Experimental and theoretical study of the electronic structure and optical spectral features of PbIn6Te10

Abstract

We present measurements of the optical properties of crystalline PbIn₆Te₁₀. The samples are grown in the form of parallelepipeds of size ∼5 × 3 × 0.3 mm³. The absorption coefficient α(hν) shows an exponential behavior with energy in the energy range 0.82–0.99 eV followed by an abrupt increase in the absorption from 1.07–1.13 eV. According to the analysis of the data, the indirect gap is 0.88 eV while the direct gap is 1.05 eV. We have used our own measured X-ray diffraction data of the atomic positions in the unit cell as the input for the first principles calculations. Using the generalized gradient approximation (PBE − GGA) within the full potential linear augmented plane wave (FPLAPW + lo) method, the atomic positions are relaxed so as to minimize the forces acting on the atoms. We have used this relaxed geometry to calculate the electronic structure and related ground state properties using PBE − GGA and a recently modified Becke–Johnson potential (mBJ) and mBJ with spin–orbit coupling (mBJ + soc). The analysis of band energy dispersion shows that the valence band maximum (VBM) is located at Γ symmetry points, while the conduction band minimum (CBM) is situated at the M symmetry point of the first Brillouin zone, resulting in an indirect energy band gap of about 0.5 eV (PBE − GGA), 0.8 eV (mBJ) and 0.5 eV (mBJ + soc).
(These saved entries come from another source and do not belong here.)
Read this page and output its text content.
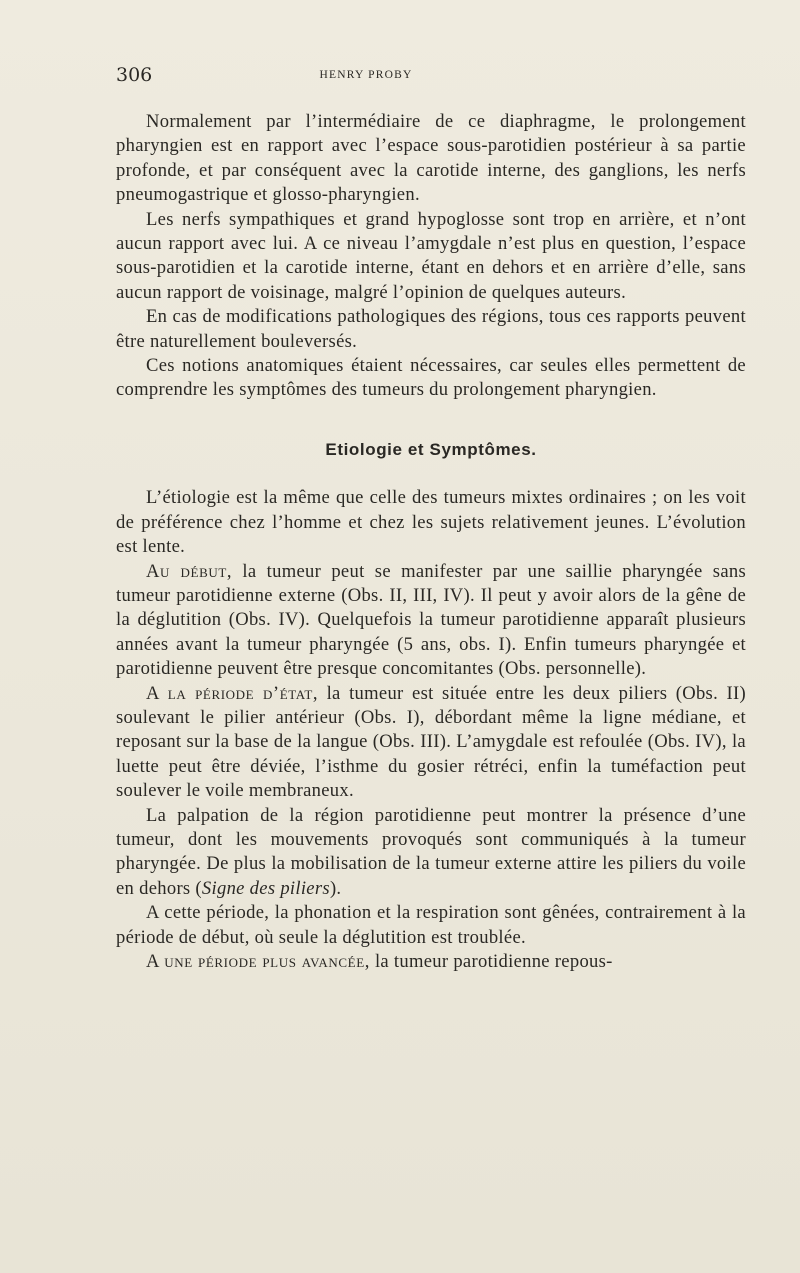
306	HENRY PROBY

Normalement par l’intermédiaire de ce diaphragme, le prolongement pharyngien est en rapport avec l’espace sous-parotidien postérieur à sa partie profonde, et par conséquent avec la carotide interne, des ganglions, les nerfs pneumogastrique et glosso-pharyngien.

Les nerfs sympathiques et grand hypoglosse sont trop en arrière, et n’ont aucun rapport avec lui. A ce niveau l’amygdale n’est plus en question, l’espace sous-parotidien et la carotide interne, étant en dehors et en arrière d’elle, sans aucun rapport de voisinage, malgré l’opinion de quelques auteurs.

En cas de modifications pathologiques des régions, tous ces rapports peuvent être naturellement bouleversés.

Ces notions anatomiques étaient nécessaires, car seules elles permettent de comprendre les symptômes des tumeurs du prolongement pharyngien.

Etiologie et Symptômes.

L’étiologie est la même que celle des tumeurs mixtes ordinaires ; on les voit de préférence chez l’homme et chez les sujets relativement jeunes. L’évolution est lente.

Au début, la tumeur peut se manifester par une saillie pharyngée sans tumeur parotidienne externe (Obs. II, III, IV). Il peut y avoir alors de la gêne de la déglutition (Obs. IV). Quelquefois la tumeur parotidienne apparaît plusieurs années avant la tumeur pharyngée (5 ans, obs. I). Enfin tumeurs pharyngée et parotidienne peuvent être presque concomitantes (Obs. personnelle).

A la période d’état, la tumeur est située entre les deux piliers (Obs. II) soulevant le pilier antérieur (Obs. I), débordant même la ligne médiane, et reposant sur la base de la langue (Obs. III). L’amygdale est refoulée (Obs. IV), la luette peut être déviée, l’isthme du gosier rétréci, enfin la tuméfaction peut soulever le voile membraneux.

La palpation de la région parotidienne peut montrer la présence d’une tumeur, dont les mouvements provoqués sont communiqués à la tumeur pharyngée. De plus la mobilisation de la tumeur externe attire les piliers du voile en dehors (Signe des piliers).

A cette période, la phonation et la respiration sont gênées, contrairement à la période de début, où seule la déglutition est troublée.

A une période plus avancée, la tumeur parotidienne repous-
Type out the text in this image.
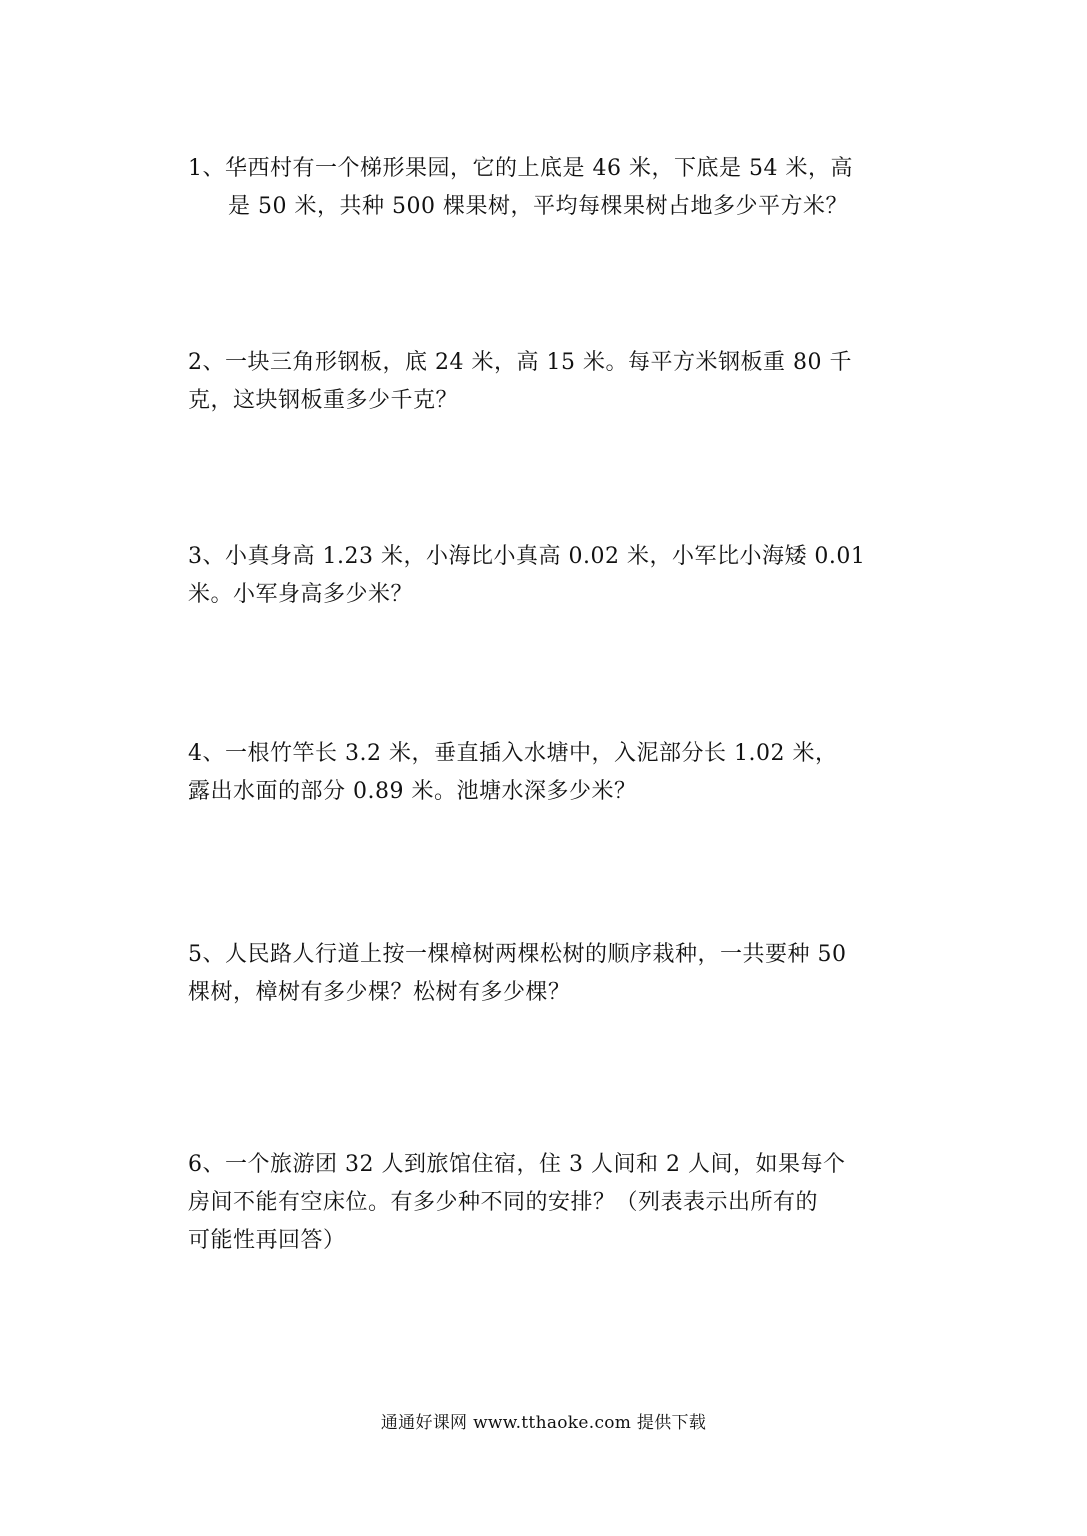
1、华西村有一个梯形果园，它的上底是 46 米，下底是 54 米，高
是 50 米，共种 500 棵果树，平均每棵果树占地多少平方米？
2、一块三角形钢板，底 24 米，高 15 米。每平方米钢板重 80 千
克，这块钢板重多少千克？
3、小真身高 1.23 米，小海比小真高 0.02 米，小军比小海矮 0.01
米。小军身高多少米？
4、一根竹竿长 3.2 米，垂直插入水塘中，入泥部分长 1.02 米，
露出水面的部分 0.89 米。池塘水深多少米？
5、人民路人行道上按一棵樟树两棵松树的顺序栽种，一共要种 50
棵树，樟树有多少棵？松树有多少棵？
6、一个旅游团 32 人到旅馆住宿，住 3 人间和 2 人间，如果每个
房间不能有空床位。有多少种不同的安排？（列表表示出所有的
可能性再回答）
通通好课网 www.tthaoke.com 提供下载
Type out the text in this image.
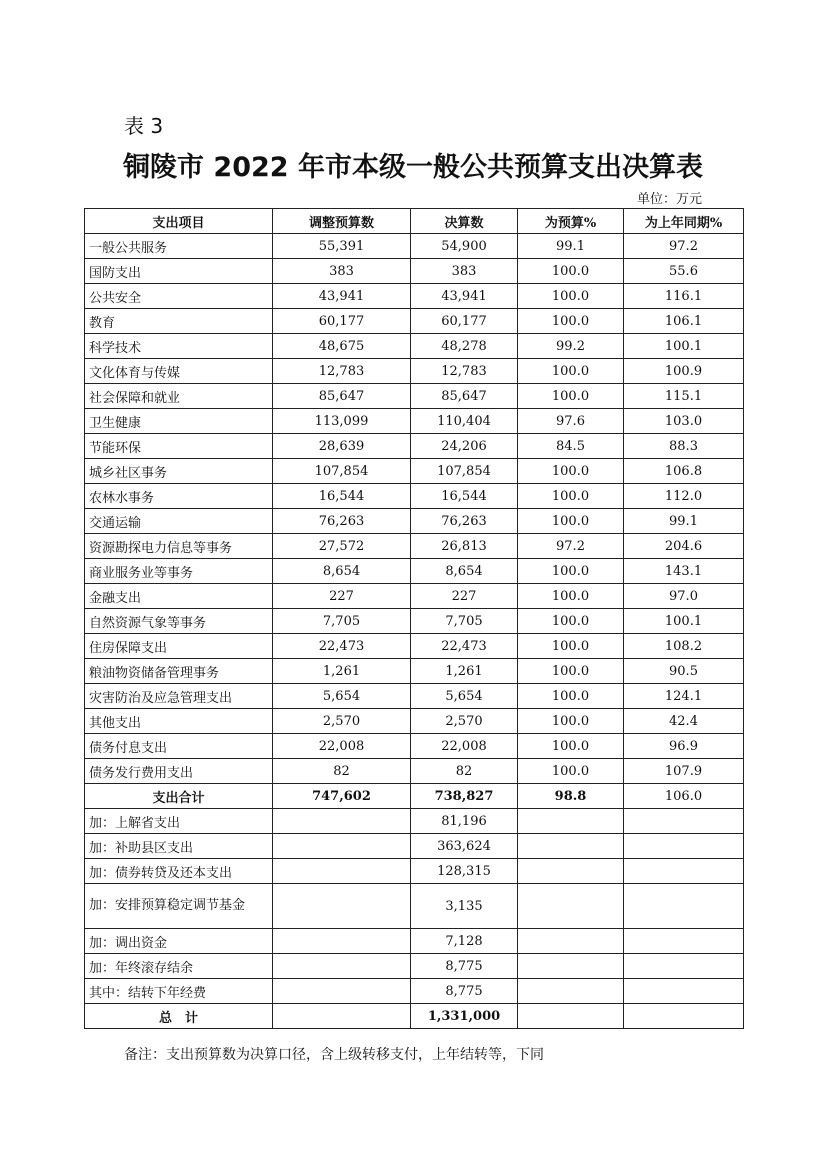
表 3
铜陵市 2022 年市本级一般公共预算支出决算表
单位：万元
支出项目	调整预算数	决算数	为预算%	为上年同期%
一般公共服务	55,391	54,900	99.1	97.2
国防支出	383	383	100.0	55.6
公共安全	43,941	43,941	100.0	116.1
教育	60,177	60,177	100.0	106.1
科学技术	48,675	48,278	99.2	100.1
文化体育与传媒	12,783	12,783	100.0	100.9
社会保障和就业	85,647	85,647	100.0	115.1
卫生健康	113,099	110,404	97.6	103.0
节能环保	28,639	24,206	84.5	88.3
城乡社区事务	107,854	107,854	100.0	106.8
农林水事务	16,544	16,544	100.0	112.0
交通运输	76,263	76,263	100.0	99.1
资源勘探电力信息等事务	27,572	26,813	97.2	204.6
商业服务业等事务	8,654	8,654	100.0	143.1
金融支出	227	227	100.0	97.0
自然资源气象等事务	7,705	7,705	100.0	100.1
住房保障支出	22,473	22,473	100.0	108.2
粮油物资储备管理事务	1,261	1,261	100.0	90.5
灾害防治及应急管理支出	5,654	5,654	100.0	124.1
其他支出	2,570	2,570	100.0	42.4
债务付息支出	22,008	22,008	100.0	96.9
债务发行费用支出	82	82	100.0	107.9
支出合计	747,602	738,827	98.8	106.0
加：上解省支出		81,196		
加：补助县区支出		363,624		
加：债券转贷及还本支出		128,315		
加：安排预算稳定调节基金		3,135		
加：调出资金		7,128		
加：年终滚存结余		8,775		
其中：结转下年经费		8,775		
总　计		1,331,000		
备注：支出预算数为决算口径，含上级转移支付，上年结转等，下同
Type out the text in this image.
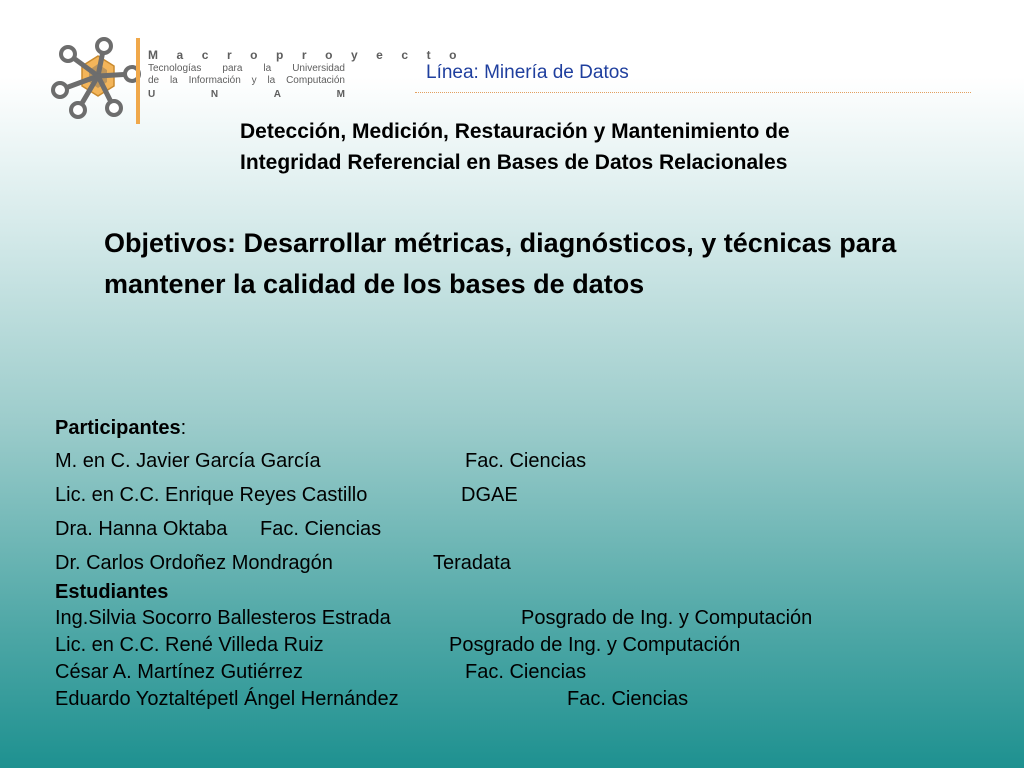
M a c r o p r o y e c t o
Tecnologías para la Universidad
de la Información y la Computación
U	N	A	M
Línea: Minería de Datos
Detección, Medición, Restauración y Mantenimiento de
Integridad Referencial en Bases de Datos Relacionales
Objetivos: Desarrollar métricas, diagnósticos, y técnicas para mantener la calidad de los bases de datos
Participantes:
M. en C. Javier García García	Fac. Ciencias
Lic. en C.C. Enrique Reyes Castillo	DGAE
Dra. Hanna Oktaba Fac. Ciencias
Dr. Carlos Ordoñez Mondragón	Teradata
Estudiantes
Ing.Silvia Socorro Ballesteros Estrada	Posgrado de Ing. y Computación
Lic. en C.C. René Villeda Ruiz	Posgrado de Ing. y Computación
César A. Martínez Gutiérrez	Fac. Ciencias
Eduardo Yoztaltépetl Ángel Hernández	Fac. Ciencias
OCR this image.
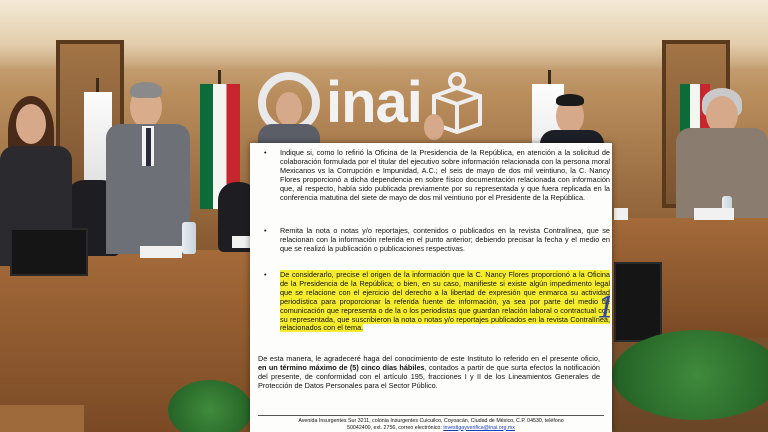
inai
• Indique si, como lo refirió la Oficina de la Presidencia de la República, en atención a la solicitud de colaboración formulada por el titular del ejecutivo sobre información relacionada con la persona moral Mexicanos vs la Corrupción e Impunidad, A.C.; el seis de mayo de dos mil veintiuno, la C. Nancy Flores proporcionó a dicha dependencia en sobre físico documentación relacionada con información que, al respecto, había sido publicada previamente por su representada y que fuera replicada en la conferencia matutina del siete de mayo de dos mil veintiuno por el Presidente de la República.
• Remita la nota o notas y/o reportajes, contenidos o publicados en la revista Contralínea, que se relacionan con la información referida en el punto anterior; debiendo precisar la fecha y el medio en que se realizó la publicación o publicaciones respectivas.
• De considerarlo, precise el origen de la información que la C. Nancy Flores proporcionó a la Oficina de la Presidencia de la República; o bien, en su caso, manifieste si existe algún impedimento legal que se relacione con el ejercicio del derecho a la libertad de expresión que enmarca su actividad periodística para proporcionar la referida fuente de información, ya sea por parte del medio de comunicación que representa o de la o los periodistas que guardan relación laboral o contractual con su representada, que suscribieron la nota o notas y/o reportajes publicados en la revista Contralínea, relacionados con el tema.

De esta manera, le agradeceré haga del conocimiento de este Instituto lo referido en el presente oficio, en un término máximo de (5) cinco días hábiles, contados a partir de que surta efectos la notificación del presente, de conformidad con el artículo 195, fracciones I y II de los Lineamientos Generales de Protección de Datos Personales para el Sector Público.

Avenida Insurgentes Sur 3211, colonia Insurgentes Cuicuilco, Coyoacán, Ciudad de México, C.P. 04530, teléfono
50042400, ext. 2756, correo electrónico: investigayverifica@inai.org.mx
1
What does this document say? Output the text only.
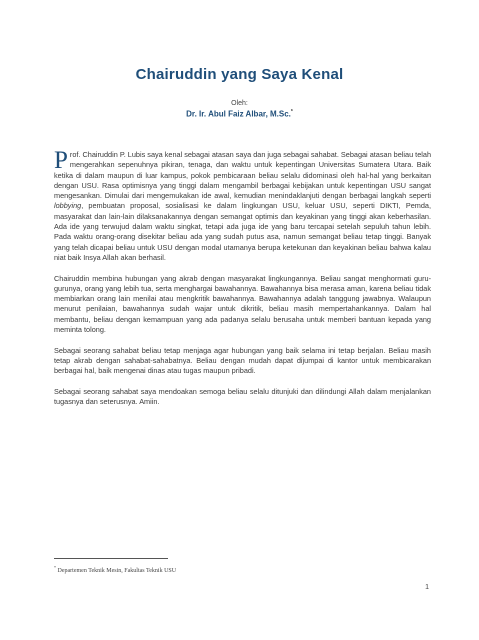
Chairuddin yang Saya Kenal
Oleh:
Dr. Ir. Abul Faiz Albar, M.Sc.*

Prof. Chairuddin P. Lubis saya kenal sebagai atasan saya dan juga sebagai sahabat. Sebagai atasan beliau telah mengerahkan sepenuhnya pikiran, tenaga, dan waktu untuk kepentingan Universitas Sumatera Utara. Baik ketika di dalam maupun di luar kampus, pokok pembicaraan beliau selalu didominasi oleh hal-hal yang berkaitan dengan USU. Rasa optimisnya yang tinggi dalam mengambil berbagai kebijakan untuk kepentingan USU sangat mengesankan. Dimulai dari mengemukakan ide awal, kemudian menindaklanjuti dengan berbagai langkah seperti lobbying, pembuatan proposal, sosialisasi ke dalam lingkungan USU, keluar USU, seperti DIKTI, Pemda, masyarakat dan lain-lain dilaksanakannya dengan semangat optimis dan keyakinan yang tinggi akan keberhasilan. Ada ide yang terwujud dalam waktu singkat, tetapi ada juga ide yang baru tercapai setelah sepuluh tahun lebih. Pada waktu orang-orang disekitar beliau ada yang sudah putus asa, namun semangat beliau tetap tinggi. Banyak yang telah dicapai beliau untuk USU dengan modal utamanya berupa ketekunan dan keyakinan beliau bahwa kalau niat baik Insya Allah akan berhasil.

Chairuddin membina hubungan yang akrab dengan masyarakat lingkungannya. Beliau sangat menghormati guru-gurunya, orang yang lebih tua, serta menghargai bawahannya. Bawahannya bisa merasa aman, karena beliau tidak membiarkan orang lain menilai atau mengkritik bawahannya. Bawahannya adalah tanggung jawabnya. Walaupun menurut penilaian, bawahannya sudah wajar untuk dikritik, beliau masih mempertahankannya. Dalam hal membantu, beliau dengan kemampuan yang ada padanya selalu berusaha untuk memberi bantuan kepada yang meminta tolong.

Sebagai seorang sahabat beliau tetap menjaga agar hubungan yang baik selama ini tetap berjalan. Beliau masih tetap akrab dengan sahabat-sahabatnya. Beliau dengan mudah dapat dijumpai di kantor untuk membicarakan berbagai hal, baik mengenai dinas atau tugas maupun pribadi.

Sebagai seorang sahabat saya mendoakan semoga beliau selalu ditunjuki dan dilindungi Allah dalam menjalankan tugasnya dan seterusnya. Amiin.

* Departemen Teknik Mesin, Fakultas Teknik USU
1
It is clear that mBJ succeeds by a large amount in bringing the calculated energy gap in good agreement with the measured energy gap of 0.9 eV. However the inclusion of spin–orbit coupling modifies strongly the CBM and reduces the band by 0.3 eV. The anisotropy of space charge density distribution is analyzed with respect to the charge density distribution.